Dear Peter,


thank you for your answer.

Am Freitag, den 21.10.2011, 17:02 +0200 schrieb Peter Rolf:

> I agree, this is confusing on the first sight. But scaling is not meant
> as 'scaling to' a dimension. In fact is is just a simple multiplication.
> The reason why it seems to work this way with
> 'fullsquare' and such predefined paths is, that they have a 'neutral'
> size/scale (bounding box size of filled path is (1pt,1pt)).

So how can I find out what the dimension of the path of a function is?
Not scaling it, it also looked pretty small, so I am guessing (1pt,1pt).
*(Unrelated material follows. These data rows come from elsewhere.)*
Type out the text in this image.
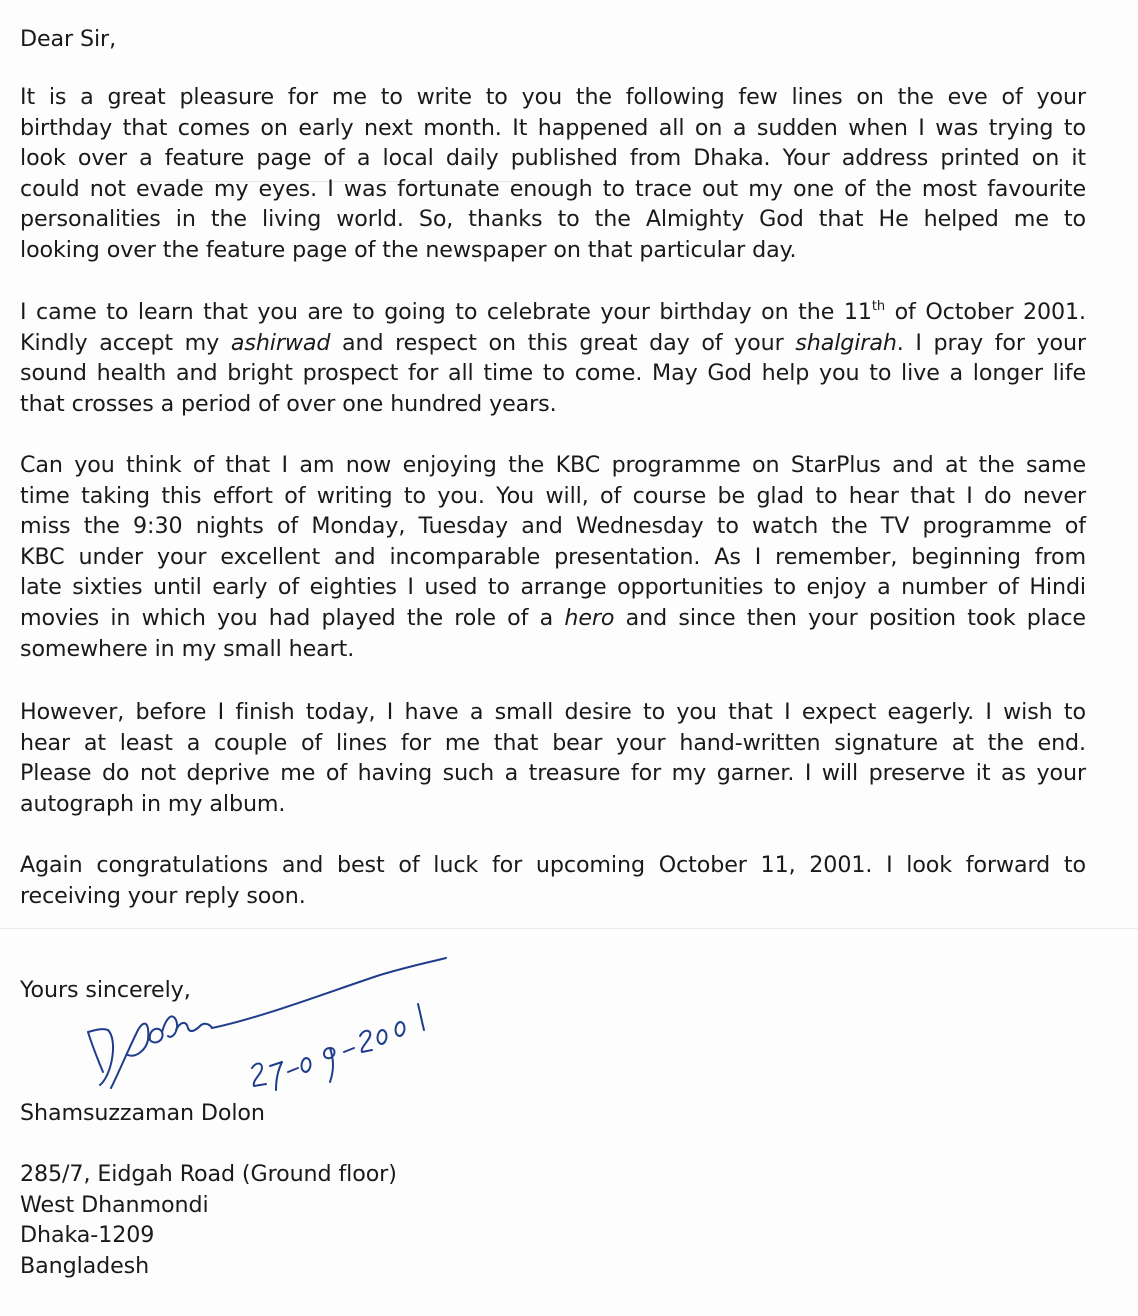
Dear Sir,
It is a great pleasure for me to write to you the following few lines on the eve of your
birthday that comes on early next month. It happened all on a sudden when I was trying to
look over a feature page of a local daily published from Dhaka. Your address printed on it
could not evade my eyes. I was fortunate enough to trace out my one of the most favourite
personalities in the living world. So, thanks to the Almighty God that He helped me to
looking over the feature page of the newspaper on that particular day.
I came to learn that you are to going to celebrate your birthday on the 11th of October 2001.
Kindly accept my ashirwad and respect on this great day of your shalgirah. I pray for your
sound health and bright prospect for all time to come. May God help you to live a longer life
that crosses a period of over one hundred years.
Can you think of that I am now enjoying the KBC programme on StarPlus and at the same
time taking this effort of writing to you. You will, of course be glad to hear that I do never
miss the 9:30 nights of Monday, Tuesday and Wednesday to watch the TV programme of
KBC under your excellent and incomparable presentation. As I remember, beginning from
late sixties until early of eighties I used to arrange opportunities to enjoy a number of Hindi
movies in which you had played the role of a hero and since then your position took place
somewhere in my small heart.
However, before I finish today, I have a small desire to you that I expect eagerly. I wish to
hear at least a couple of lines for me that bear your hand-written signature at the end.
Please do not deprive me of having such a treasure for my garner. I will preserve it as your
autograph in my album.
Again congratulations and best of luck for upcoming October 11, 2001. I look forward to
receiving your reply soon.
Yours sincerely,
Shamsuzzaman Dolon
285/7, Eidgah Road (Ground floor)
West Dhanmondi
Dhaka-1209
Bangladesh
> Multiplying such a path with (x,y) gives an object with size (1*x,1*y).
> In general: if the bounding box of an object has the size (a,b) and you
> scale it with (x,y), the resulting object has a size of (ax,by). That's
> all the magic.

but if you use numbers with a unit than it should not be multiplied but
expanded to that value, should not it? Otherwise I am unsure how
multiplication works with a unit.

> I must admit that this wasn't clear to me before you came up with your
> question. So thanks for that. :-)

Thank you for your answer. As written above it is still not entirely
clear to me. I hope you can remedy my last confusion.


Thanks a lot,

Paul